You mean laterally? That's harder. Sometimes insertion into ZIF socket helps. A small pair of duck-billed, smooth jaw pliers and a few prayers mumbled generally works. I prefer those to needle-nose in this case because I can get a more secure grip on the pin.

I've wondered if a dog grooming comb of the correct pitch might help.
 
You mean laterally? That's harder. Sometimes insertion into ZIF socket helps. A small pair of duck-billed, smooth jaw pliers and a few prayers mumbled generally works. I prefer those to needle-nose in this case because I can get a more secure grip on the pin.

I've wondered if a dog grooming comb of the correct pitch might help.
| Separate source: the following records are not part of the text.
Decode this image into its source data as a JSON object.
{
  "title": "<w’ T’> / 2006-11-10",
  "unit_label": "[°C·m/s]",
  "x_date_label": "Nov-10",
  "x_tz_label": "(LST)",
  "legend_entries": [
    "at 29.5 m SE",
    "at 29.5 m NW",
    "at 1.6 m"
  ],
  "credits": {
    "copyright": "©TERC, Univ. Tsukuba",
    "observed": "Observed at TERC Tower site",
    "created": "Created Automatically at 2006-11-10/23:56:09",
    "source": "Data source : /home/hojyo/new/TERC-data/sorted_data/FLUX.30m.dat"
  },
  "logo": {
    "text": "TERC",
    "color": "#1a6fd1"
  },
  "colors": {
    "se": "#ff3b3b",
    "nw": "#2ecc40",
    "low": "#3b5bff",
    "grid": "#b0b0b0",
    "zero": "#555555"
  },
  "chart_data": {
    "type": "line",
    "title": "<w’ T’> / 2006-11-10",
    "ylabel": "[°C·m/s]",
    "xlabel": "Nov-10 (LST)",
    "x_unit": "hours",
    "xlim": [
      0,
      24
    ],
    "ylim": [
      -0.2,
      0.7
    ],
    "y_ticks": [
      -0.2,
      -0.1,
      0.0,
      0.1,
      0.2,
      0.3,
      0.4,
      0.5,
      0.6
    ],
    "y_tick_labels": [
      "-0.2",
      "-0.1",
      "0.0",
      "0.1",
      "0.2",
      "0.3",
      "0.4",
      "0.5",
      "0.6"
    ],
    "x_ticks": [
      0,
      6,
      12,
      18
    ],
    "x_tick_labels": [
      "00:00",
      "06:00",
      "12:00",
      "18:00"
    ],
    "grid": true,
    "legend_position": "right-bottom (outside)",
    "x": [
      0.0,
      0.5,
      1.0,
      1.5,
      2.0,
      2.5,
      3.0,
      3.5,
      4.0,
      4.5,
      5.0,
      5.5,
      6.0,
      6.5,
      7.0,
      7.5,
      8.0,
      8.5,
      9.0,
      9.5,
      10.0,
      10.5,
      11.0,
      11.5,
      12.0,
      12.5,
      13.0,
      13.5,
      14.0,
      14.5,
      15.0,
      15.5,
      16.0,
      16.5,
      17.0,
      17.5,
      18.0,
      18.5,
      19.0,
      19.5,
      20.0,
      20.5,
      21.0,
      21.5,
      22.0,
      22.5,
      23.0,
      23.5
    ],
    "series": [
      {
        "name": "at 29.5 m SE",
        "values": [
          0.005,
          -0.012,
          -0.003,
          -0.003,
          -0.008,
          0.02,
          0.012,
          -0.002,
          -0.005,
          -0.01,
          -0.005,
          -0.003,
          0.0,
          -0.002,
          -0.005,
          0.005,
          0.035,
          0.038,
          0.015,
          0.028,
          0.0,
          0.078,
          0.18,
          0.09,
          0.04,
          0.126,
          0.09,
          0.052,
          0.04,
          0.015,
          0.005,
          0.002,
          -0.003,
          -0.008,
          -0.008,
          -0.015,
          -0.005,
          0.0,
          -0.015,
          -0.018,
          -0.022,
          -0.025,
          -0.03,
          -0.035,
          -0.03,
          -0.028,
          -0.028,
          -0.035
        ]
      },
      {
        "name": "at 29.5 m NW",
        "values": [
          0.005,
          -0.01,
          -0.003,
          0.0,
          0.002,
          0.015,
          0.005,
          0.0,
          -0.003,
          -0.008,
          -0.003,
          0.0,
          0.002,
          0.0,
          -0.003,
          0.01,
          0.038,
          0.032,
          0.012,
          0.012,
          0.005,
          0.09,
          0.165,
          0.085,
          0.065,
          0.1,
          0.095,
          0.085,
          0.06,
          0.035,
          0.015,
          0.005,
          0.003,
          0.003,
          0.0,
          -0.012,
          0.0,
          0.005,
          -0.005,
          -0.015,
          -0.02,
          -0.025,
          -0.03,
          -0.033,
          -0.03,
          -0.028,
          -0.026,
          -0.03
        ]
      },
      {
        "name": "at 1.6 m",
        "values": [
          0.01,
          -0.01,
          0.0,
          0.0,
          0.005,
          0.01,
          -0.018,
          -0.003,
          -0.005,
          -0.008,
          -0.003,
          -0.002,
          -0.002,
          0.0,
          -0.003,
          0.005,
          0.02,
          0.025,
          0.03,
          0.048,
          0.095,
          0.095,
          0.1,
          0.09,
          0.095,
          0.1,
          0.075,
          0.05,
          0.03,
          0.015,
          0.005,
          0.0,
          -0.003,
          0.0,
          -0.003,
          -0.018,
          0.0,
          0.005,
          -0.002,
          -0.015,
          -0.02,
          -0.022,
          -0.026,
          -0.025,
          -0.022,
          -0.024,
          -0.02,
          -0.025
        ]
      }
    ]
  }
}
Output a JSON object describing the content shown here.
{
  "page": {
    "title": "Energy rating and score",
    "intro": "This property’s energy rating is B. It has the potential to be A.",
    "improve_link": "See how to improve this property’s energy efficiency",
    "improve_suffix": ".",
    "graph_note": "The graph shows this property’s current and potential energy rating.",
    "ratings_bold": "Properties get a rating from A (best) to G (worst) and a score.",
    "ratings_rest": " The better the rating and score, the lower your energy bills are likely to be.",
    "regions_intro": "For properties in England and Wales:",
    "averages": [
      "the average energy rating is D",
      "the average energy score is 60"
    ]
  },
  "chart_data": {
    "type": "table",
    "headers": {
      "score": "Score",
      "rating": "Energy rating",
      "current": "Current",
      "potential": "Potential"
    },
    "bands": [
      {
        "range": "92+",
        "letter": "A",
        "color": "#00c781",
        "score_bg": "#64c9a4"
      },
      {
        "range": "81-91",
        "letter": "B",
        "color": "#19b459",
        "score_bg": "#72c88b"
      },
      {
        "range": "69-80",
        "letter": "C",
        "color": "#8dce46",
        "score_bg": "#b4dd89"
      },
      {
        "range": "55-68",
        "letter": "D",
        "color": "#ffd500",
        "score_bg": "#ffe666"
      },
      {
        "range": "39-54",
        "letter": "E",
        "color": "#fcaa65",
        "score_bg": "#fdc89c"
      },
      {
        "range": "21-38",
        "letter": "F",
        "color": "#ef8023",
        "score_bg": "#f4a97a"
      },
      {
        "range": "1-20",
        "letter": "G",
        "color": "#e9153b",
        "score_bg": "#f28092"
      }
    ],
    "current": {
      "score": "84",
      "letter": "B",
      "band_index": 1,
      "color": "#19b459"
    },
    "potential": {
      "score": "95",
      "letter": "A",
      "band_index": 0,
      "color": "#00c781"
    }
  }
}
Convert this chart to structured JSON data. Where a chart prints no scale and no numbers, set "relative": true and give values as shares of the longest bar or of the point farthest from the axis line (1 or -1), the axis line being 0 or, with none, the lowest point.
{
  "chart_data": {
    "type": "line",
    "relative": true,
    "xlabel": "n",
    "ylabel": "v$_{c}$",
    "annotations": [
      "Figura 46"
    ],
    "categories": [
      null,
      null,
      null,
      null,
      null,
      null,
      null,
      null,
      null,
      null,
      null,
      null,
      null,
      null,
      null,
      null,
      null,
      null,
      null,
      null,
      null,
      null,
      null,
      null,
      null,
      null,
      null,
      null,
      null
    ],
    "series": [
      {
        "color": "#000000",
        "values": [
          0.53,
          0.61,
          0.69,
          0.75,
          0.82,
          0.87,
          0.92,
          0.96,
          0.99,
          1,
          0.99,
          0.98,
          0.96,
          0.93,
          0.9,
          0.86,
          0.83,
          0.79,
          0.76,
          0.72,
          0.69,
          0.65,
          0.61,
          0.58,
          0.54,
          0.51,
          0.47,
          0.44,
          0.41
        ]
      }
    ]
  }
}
OK, I misunderstood what T meant by "the other way" and thought he meant bent under the body of the IC. If he does, indeed, mean parallel to the body of the IC, a pair of small needle-nose pliers is about the only way to go if they are bent more than a few degrees.
 
Chuck(G) said:
If you're worried about breakage, it often helps to re-tin the pins. Seems to anneal the metal a bit and add some strength.

Druid6900 said:
If, as T asks, they are bend the other way, I just stick the chip into a 40 pin ZIF socket and don't flip the lever. Then I push the body of the IC over to obe side so that the center strip straigtehs the pins on that side, and then over to the other side. There seems to be just enough width to the socket to straighten the pins.

Two good suggestions that I will definetely use.
 
If, as T asks, they are bend the other way, I just stick the chip into a 40 pin ZIF socket and don't flip the lever. Then I push the body of the IC over to obe side so that the center strip straigtehs the pins on that side, and then over to the other side. There seems to be just enough width to the socket to straighten the pins.

But it's my ZIF socket I'm trying to straighten!

--T
 
Last edited:
If my Pana Vise is handy I might use that; otherwise, if they're bent inwards I slip a knife blade between the pins and the body and pry them out until they're all aligned and staight. If they're then bent outwards (or were that way to begin with as they usually are for an insertion tool) I just hold the chip with the pins on a flat surface and 'roll' the body till the pins are at right angles to the body.

I try to avoid using pliers unless the pins are actually twisted; if the pins are bent along the length of the chip I usually pry them sideways with a screwdriver or knife against the base of the adjacent pin, often in different directions if the wide part is bent one way and the narrow part the other way.
 
Last edited:
Just as a side note, when I actually do break off a pin, if there's any stub left, I just solder another pin (salvaged from another chip) to the busted off part.

--T
 
I find a straight-edged knife is best - you can quickly align rows and columns by pushing the whole row/column a little past plumb, then back again (once any drastically bent pin(s) have been levered up to some approximation of vertical).

Pliers are fiddly and risk scraping the surface off the pin, if it has any.
Rick
 
Pliers are fiddly and risk scraping the surface off the pin, if it has any. Rick
In the woodwind repair business we use smooth jawed pliers. When you first get a new pair you polish the gripping surfaces to a shine. This prevents scratching or abrading. If you do any kind of work with little metal parts and preserving the original surface is important I think you need a pair of these on your desk.
 
In the woodwind repair business we use smooth jawed pliers. When you first get a new pair you polish the gripping surfaces to a shine. This prevents scratching or abrading. If you do any kind of work with little metal parts and preserving the original surface is important I think you need a pair of these on your desk.

You beat me to it, Ole. Both needle nose and duckbill; keep the jaws clean--a little bit of grit can scratch things. Use a power buffer and jeweler's rouge to keep them smooth.